Os projetos de lei do Executivo foram enviados no final do ano passado, durante o recesso parlamentar, e forte pressão dos servidores, que lotaram o plenário por diversas vezes em protesto contra a proposta.
Isto porque as mudanças sugeridas, segundo várias categorias de servidores, afetava os direitos e garantias de diversas carreiras do serviço público municipal, resultando em redução dos vencimentos de servidores efetivos.
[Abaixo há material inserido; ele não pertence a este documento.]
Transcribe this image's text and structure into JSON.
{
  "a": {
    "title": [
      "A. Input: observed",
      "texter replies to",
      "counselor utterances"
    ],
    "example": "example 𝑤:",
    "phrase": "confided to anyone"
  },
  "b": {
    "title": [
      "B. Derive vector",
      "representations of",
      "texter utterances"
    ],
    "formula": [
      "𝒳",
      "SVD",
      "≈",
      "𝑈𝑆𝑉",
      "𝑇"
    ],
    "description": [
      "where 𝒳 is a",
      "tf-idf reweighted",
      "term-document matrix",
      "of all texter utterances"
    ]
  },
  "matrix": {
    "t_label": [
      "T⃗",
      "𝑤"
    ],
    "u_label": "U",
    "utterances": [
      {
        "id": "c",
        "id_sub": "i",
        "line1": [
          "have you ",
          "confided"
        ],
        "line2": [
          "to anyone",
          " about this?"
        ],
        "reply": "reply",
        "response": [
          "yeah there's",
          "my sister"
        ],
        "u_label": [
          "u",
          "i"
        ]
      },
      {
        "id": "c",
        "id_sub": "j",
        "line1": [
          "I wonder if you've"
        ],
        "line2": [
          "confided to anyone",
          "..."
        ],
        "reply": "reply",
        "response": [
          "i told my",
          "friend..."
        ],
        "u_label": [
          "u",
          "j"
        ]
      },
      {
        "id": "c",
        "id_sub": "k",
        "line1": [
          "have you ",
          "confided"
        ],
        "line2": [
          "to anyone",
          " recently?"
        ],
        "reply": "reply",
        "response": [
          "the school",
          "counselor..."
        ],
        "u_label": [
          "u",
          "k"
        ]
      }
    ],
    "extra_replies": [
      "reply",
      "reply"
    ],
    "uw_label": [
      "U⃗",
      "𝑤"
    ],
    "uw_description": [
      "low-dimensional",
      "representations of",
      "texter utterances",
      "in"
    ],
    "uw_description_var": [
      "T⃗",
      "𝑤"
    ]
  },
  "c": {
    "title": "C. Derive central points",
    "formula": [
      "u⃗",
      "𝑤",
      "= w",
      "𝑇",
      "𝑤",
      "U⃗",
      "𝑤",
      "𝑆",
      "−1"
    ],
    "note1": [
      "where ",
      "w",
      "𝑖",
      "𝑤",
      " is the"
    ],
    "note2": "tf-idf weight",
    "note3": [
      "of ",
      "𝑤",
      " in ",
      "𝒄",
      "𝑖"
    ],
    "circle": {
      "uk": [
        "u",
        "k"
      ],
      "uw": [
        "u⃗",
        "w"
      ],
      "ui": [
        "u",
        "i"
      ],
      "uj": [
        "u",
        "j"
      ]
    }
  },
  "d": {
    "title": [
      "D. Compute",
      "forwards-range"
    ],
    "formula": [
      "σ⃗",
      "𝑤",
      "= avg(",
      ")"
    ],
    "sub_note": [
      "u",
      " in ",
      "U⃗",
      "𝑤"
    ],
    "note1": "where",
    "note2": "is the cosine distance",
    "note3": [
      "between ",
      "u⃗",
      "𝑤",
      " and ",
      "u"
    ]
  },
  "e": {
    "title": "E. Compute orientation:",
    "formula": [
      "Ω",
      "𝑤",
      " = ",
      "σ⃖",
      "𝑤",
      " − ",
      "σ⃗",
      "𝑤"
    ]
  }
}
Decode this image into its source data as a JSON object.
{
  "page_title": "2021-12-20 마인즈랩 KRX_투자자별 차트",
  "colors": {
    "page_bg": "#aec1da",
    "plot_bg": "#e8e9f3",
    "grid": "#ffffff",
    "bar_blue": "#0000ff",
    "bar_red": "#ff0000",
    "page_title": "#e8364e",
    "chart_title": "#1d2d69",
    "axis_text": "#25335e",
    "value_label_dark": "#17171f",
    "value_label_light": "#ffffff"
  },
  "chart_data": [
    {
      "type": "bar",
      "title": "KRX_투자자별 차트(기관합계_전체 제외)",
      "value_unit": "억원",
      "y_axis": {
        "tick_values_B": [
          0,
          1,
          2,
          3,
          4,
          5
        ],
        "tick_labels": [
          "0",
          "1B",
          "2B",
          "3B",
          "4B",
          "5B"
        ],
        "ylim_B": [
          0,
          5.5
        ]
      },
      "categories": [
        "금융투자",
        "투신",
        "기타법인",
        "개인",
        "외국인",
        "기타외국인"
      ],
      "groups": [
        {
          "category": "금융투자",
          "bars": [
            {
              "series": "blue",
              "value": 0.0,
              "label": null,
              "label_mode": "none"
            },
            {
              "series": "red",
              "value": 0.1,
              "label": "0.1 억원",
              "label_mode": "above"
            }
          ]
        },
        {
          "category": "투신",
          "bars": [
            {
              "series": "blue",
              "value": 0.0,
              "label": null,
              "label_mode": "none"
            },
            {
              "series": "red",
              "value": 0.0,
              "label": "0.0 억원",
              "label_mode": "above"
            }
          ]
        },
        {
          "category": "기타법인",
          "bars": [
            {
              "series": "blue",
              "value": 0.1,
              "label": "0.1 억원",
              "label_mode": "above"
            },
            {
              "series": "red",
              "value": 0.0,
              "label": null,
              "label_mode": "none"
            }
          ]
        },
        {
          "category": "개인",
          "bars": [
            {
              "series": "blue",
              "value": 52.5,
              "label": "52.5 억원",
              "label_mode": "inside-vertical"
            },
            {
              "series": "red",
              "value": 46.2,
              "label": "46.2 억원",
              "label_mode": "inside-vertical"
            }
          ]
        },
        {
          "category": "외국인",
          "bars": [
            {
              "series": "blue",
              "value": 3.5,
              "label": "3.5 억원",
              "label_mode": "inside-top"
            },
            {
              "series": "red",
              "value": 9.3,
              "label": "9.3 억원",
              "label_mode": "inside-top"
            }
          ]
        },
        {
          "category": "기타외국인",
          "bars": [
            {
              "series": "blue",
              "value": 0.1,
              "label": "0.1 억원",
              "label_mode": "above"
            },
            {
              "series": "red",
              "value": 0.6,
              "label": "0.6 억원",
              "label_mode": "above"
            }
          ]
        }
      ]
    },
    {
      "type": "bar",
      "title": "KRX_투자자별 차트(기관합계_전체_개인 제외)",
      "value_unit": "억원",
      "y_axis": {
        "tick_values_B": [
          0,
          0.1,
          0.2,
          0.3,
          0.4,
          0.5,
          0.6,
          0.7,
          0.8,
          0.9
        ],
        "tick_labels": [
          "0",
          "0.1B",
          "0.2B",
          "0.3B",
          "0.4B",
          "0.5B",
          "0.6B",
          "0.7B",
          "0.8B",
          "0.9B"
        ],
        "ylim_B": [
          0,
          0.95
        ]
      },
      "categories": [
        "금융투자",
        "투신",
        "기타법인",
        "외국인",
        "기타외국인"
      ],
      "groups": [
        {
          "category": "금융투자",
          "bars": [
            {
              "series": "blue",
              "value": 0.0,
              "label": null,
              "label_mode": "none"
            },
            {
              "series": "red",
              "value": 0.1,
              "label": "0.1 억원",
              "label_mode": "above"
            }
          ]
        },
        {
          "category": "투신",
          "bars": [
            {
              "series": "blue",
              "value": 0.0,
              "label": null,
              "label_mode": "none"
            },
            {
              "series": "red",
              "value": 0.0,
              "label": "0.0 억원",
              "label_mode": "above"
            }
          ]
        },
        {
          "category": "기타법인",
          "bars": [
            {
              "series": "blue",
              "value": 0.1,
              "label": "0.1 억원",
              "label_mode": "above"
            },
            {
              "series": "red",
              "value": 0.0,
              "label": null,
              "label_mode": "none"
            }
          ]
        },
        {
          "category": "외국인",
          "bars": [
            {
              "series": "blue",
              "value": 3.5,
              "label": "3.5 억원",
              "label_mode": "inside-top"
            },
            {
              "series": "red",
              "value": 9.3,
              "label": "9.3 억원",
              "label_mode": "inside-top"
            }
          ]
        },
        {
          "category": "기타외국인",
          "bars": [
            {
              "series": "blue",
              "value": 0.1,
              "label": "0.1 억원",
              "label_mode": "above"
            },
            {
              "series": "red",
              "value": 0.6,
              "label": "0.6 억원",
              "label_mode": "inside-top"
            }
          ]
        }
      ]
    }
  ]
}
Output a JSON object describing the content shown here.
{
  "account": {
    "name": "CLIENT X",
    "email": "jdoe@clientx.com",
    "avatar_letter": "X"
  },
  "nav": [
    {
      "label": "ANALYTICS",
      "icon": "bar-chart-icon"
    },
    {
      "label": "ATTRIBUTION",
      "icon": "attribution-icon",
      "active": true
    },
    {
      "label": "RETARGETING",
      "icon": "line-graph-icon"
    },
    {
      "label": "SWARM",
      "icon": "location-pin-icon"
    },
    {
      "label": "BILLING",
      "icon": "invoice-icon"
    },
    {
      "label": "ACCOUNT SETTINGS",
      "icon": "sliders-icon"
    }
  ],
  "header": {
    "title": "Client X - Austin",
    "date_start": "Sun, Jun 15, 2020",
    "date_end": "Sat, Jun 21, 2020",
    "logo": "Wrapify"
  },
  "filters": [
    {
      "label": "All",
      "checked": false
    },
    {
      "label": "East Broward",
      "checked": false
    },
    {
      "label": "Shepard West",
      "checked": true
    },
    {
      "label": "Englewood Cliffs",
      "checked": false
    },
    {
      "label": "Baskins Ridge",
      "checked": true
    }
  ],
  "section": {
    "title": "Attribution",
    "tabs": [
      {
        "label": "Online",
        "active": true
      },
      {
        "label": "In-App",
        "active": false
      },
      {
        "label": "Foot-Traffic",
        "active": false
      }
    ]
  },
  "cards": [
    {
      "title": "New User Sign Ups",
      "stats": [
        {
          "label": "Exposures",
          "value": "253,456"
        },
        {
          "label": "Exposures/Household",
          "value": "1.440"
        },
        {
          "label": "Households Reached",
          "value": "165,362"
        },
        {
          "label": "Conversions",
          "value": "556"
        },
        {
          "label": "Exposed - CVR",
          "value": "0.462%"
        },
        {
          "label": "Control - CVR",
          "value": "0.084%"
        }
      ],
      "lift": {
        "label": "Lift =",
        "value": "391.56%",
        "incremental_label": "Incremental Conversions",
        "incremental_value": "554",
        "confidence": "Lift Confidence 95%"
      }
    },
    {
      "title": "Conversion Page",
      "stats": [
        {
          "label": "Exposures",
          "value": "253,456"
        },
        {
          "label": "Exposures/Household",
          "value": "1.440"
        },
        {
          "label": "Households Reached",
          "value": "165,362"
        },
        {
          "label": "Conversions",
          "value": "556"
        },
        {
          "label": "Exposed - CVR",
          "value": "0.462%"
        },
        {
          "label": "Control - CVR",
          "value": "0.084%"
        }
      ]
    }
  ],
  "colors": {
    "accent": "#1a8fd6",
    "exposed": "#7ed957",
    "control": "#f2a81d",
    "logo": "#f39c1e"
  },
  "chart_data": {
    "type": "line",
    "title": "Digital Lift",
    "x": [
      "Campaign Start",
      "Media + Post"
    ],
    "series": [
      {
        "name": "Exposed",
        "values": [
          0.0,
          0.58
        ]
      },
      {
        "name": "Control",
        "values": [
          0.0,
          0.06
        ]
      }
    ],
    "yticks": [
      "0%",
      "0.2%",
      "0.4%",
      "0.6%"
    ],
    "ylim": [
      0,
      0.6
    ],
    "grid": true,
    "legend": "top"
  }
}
O Projeto alterava as gratificações a serem pagas aos servidores comissionados, de cargos de confiança ou efetivos, podendo até dobrar o valor final do salário destes e aumentar os gastos com a folha de pagamento.
Entre as alterações previstas estava a “gratificação pelo exercício de função de confiança”, que passaria de R$ 1.786,53 para R$ 3.189,03.
Outra alteração prevista era quanto as gratificações. O texto proposto apontava que a “gratificação de representação a ser paga pelo exercício de cargo de provimento em comissão e atribuída individualmente” passaria a ser de 200% do vencimento do servidor, enquanto no texto em vigor o porcentual atual é de 100%.
Além de elevar os salários de comissionados, outro ponto que gerou discussão é que projeto também retirava direitos de concursados, entre eles o vale-alimentação, que varia entre R$ 350 a 494, pago a parte dos servidores efetivos que recebem adicional de fiscalização municipal.
Outro ponto considerado “grave” era a redução das verbas consideradas variáveis, como plantões pagos aos servidores da área da Saúde, adicional de insalubridade, periculosidade, adicional noturno, entre outros.
O projeto de lei foi apresentado com a justificativa de que se tratava de uma exigência do Tribunal de Contas de Mato Grosso do Sul (TCE) que detectou uma série de irregularidades no pagamento de altos salários sem embasamento legal, naquilo que ficou conhecido como folha secreta e que provocou um “rombo” de R$ 386 milhões na folha da prefeitura somente em 2022.
Em dezembro passado,o Executivo Municipal e o TCE firmaram Termo de Ajustamento de Gestão (TAG) que preia a criação de metas para a redução de gastos com a folha.
Com informações do Correio do Estado.